Monday, May 20, 2002
Another day, another pile of words. The nothing in my head resolving reluctantly into a jumble of nouns and verbs and adjectives, resolving again into the artifice of sentences. The day-to-day rape of thought for the sake of structure and the impossibility of conveying the fluid by means of an inherently partitioned medium. A hand turning a doorknob, the realization that light has become darkness, the bowing of a head, each perfect in its fluidity, rendered imperfect and forever debatable by mere language.
Be that as it may (and it certainly may), I managed 1,126 wds. on Chapter Seven of Low Red Moon today. Who needs weekends anyway?
Also, I began my Lovecraftian Holmes story, titled simply "The Drowned Geologist," which I will try to write without neglecting the novel. Also, I read parts of Emma Jung and Marie-Louise von Franz' The Grail Legend, along with Conan Doyle's "The Adventure of the Empty House."
The weather turned slightly warmer. I think we made 65F, but things will remain unseasonably cool for several more days. At least it's green outside.
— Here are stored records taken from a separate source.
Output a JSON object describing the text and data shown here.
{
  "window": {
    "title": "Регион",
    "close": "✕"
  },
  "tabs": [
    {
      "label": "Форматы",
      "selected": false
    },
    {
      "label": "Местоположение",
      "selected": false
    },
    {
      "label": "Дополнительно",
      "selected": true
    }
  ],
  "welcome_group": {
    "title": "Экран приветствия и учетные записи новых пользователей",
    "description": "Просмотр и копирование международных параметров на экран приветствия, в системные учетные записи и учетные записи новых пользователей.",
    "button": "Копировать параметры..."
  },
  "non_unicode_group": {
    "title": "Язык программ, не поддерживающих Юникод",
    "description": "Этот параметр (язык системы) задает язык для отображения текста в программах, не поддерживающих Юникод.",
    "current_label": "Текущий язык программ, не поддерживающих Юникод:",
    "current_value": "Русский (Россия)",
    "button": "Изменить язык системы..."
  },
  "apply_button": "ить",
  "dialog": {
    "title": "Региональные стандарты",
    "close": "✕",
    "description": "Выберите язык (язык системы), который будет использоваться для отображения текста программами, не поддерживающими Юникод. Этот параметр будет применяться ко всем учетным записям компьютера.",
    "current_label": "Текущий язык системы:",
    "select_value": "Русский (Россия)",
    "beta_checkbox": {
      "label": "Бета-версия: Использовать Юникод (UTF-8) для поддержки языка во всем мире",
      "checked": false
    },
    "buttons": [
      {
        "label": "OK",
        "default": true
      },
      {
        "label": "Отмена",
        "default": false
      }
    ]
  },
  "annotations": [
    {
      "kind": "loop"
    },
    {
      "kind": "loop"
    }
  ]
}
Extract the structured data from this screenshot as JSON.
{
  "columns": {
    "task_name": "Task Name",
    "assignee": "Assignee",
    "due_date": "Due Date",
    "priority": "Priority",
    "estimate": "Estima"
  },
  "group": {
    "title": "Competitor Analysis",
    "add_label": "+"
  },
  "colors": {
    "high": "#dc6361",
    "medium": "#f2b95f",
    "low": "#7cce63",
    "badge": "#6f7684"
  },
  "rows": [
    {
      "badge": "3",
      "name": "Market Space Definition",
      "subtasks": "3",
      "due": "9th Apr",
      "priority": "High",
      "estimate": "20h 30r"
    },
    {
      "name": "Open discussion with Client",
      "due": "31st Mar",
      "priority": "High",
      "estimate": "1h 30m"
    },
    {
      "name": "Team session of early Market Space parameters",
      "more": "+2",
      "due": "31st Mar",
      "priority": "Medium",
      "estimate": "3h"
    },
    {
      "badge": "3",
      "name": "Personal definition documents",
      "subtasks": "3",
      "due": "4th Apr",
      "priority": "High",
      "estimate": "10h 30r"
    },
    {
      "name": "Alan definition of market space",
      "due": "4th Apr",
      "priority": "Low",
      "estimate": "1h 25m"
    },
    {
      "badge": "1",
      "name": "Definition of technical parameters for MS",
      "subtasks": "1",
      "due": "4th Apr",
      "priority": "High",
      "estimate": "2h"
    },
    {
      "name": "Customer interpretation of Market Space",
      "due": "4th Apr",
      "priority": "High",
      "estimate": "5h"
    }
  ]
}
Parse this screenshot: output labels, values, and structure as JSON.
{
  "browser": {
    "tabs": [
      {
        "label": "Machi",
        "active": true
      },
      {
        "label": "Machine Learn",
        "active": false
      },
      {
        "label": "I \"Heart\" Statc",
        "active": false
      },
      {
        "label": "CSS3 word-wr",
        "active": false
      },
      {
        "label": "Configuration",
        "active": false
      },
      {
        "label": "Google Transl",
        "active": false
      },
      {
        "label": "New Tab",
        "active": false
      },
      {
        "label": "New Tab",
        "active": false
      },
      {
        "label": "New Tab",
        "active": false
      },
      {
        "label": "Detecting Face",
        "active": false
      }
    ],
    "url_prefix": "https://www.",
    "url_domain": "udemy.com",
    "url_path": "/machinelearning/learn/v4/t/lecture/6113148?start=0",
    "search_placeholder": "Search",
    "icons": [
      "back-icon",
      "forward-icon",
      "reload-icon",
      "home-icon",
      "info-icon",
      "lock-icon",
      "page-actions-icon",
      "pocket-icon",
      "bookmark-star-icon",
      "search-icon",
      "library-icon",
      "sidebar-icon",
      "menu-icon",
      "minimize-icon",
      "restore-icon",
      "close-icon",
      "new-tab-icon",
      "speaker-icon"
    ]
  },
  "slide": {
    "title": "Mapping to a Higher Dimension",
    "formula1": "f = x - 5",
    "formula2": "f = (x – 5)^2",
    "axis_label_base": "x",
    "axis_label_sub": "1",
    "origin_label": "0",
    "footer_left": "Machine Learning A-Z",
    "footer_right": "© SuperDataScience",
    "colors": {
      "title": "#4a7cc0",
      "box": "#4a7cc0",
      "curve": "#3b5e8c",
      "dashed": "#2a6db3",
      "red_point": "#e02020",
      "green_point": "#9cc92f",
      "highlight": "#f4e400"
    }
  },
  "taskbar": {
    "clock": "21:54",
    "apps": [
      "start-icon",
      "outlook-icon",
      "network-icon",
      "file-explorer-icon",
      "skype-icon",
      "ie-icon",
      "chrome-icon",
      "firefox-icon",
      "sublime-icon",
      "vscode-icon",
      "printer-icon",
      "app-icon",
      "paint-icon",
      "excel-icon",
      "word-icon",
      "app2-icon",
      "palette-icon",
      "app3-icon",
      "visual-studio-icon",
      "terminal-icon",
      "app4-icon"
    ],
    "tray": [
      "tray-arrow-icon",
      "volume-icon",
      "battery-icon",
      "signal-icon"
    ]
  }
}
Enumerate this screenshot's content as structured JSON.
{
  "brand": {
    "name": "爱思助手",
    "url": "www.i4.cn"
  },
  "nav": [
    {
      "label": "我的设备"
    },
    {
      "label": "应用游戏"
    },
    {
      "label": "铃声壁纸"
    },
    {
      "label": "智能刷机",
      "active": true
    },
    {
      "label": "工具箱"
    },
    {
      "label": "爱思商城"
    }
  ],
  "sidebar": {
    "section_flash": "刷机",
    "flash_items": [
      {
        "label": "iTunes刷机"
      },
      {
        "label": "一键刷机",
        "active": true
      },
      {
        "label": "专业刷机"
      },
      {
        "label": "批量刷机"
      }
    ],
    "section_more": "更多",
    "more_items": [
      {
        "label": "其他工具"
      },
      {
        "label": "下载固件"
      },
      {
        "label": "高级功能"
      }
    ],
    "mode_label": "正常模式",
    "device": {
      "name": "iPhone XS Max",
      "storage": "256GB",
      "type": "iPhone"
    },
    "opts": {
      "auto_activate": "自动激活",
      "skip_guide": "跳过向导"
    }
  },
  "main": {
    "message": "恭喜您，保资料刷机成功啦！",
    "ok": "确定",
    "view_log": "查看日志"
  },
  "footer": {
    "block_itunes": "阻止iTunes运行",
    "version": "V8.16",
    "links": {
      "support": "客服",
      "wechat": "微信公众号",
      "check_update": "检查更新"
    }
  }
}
Here's a fine quote from James Thurber that I ran across this past week — "When all things are equal, translucence in writing is more effective than transparency, just as glow is more revealing than glare." Undoubtedly, one of the most annoying and injurious maxims in the contemporary writer's bag of "accepted wisdom" is the oft parroted observation that "good writing is a pane of glass." Which is to say it is invisible, betraying no suggestion that any writer's hand played a role in its creation. That last night in Chicago, back in March, I saw it written on a pillar at After Words bookshop downtown, and pointed it out to Jennifer and Neil. "No," I said. "Good writing should be a pane of stained glass." But Mr. Thurber said it better than I, and so I defer.